Lease operating expenses per unit of production were $0.43 per Mcfe in the second quarter of 2005, compared to $0.39 per Mcfe for the same period in 2004. The increase in our unit operating expenses was primarily due to increased compression costs and higher oil field service costs. General and administrative expenses per Mcfe were $0.39 in the second quarter of 2005, compared to $0.35 in the second quarter of 2004, primarily due to increased compensation costs associated with increased staffing levels. Our full cost pool amortization rate rose to $1.38 per Mcfe, compared to $1.18 per Mcfe a year ago, primarily due to increased finding and development costs. We currently expect our full cost pool amortization rate to average between $1.40 and $1.45 per Mcfe for 2005.

Our utility systems realized a seasonal operating loss of $2.4 million in the second quarter of 2005, compared to a loss of $1.4 million for the same period of 2004. The decrease in operating income resulted primarily from higher operating costs and expenses.

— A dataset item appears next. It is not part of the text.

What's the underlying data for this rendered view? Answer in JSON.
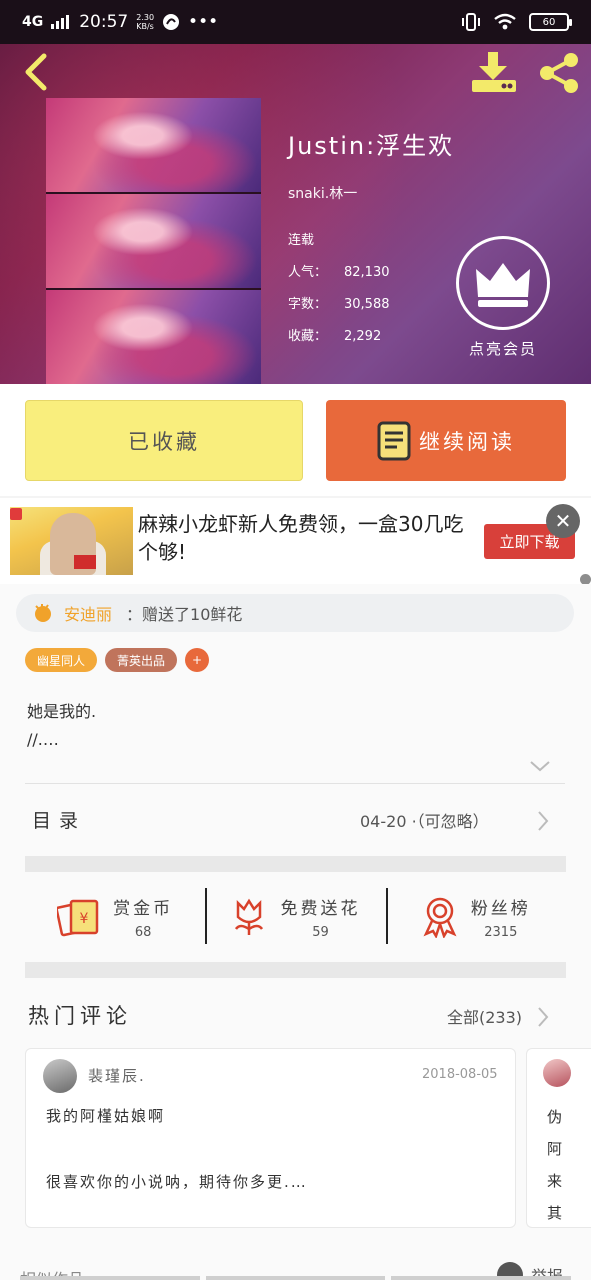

Operating income from our gas marketing activities was $0.9 million during the second quarter, up slightly from the second quarter of 2004.

Our capital investments for the first six months of 2005 totaled $186.7 million, which included $181.5 million of our E&P segment. As we announced yesterday, we have increased our capital program for 2005 from approximately $352.7 million to $438.8 million, which includes the rig commitment that we announced earlier this month, and approximately $52 million to fund additional development drilling in our core operating areas.

We are currently forecasting operating cash flow for 2005 of approximately $290 - $300 million assuming that NYMEX gas prices were to average $7.00 per Mcf for the year. We expect to fund the balance of our capital investment program from borrowings under our revolving credit facility and/or proceeds from any debt or equity offering we might pursue. We filed a new shelf registration statement with the Securities and Exchange Commission yesterday which will allow the company to sell up to an aggregate $600 million of common stock and debt securities. The new registration statement will replace a shelf that was filed approximately three years ago. The registration statement combined with our revolving credit facility (which currently has approximately $400 million of available capacity) will provide us with a great deal of flexibility in funding our capital program going forward.

That concludes my comments, so now we'll turn back to the operator who will explain the procedure for asking questions.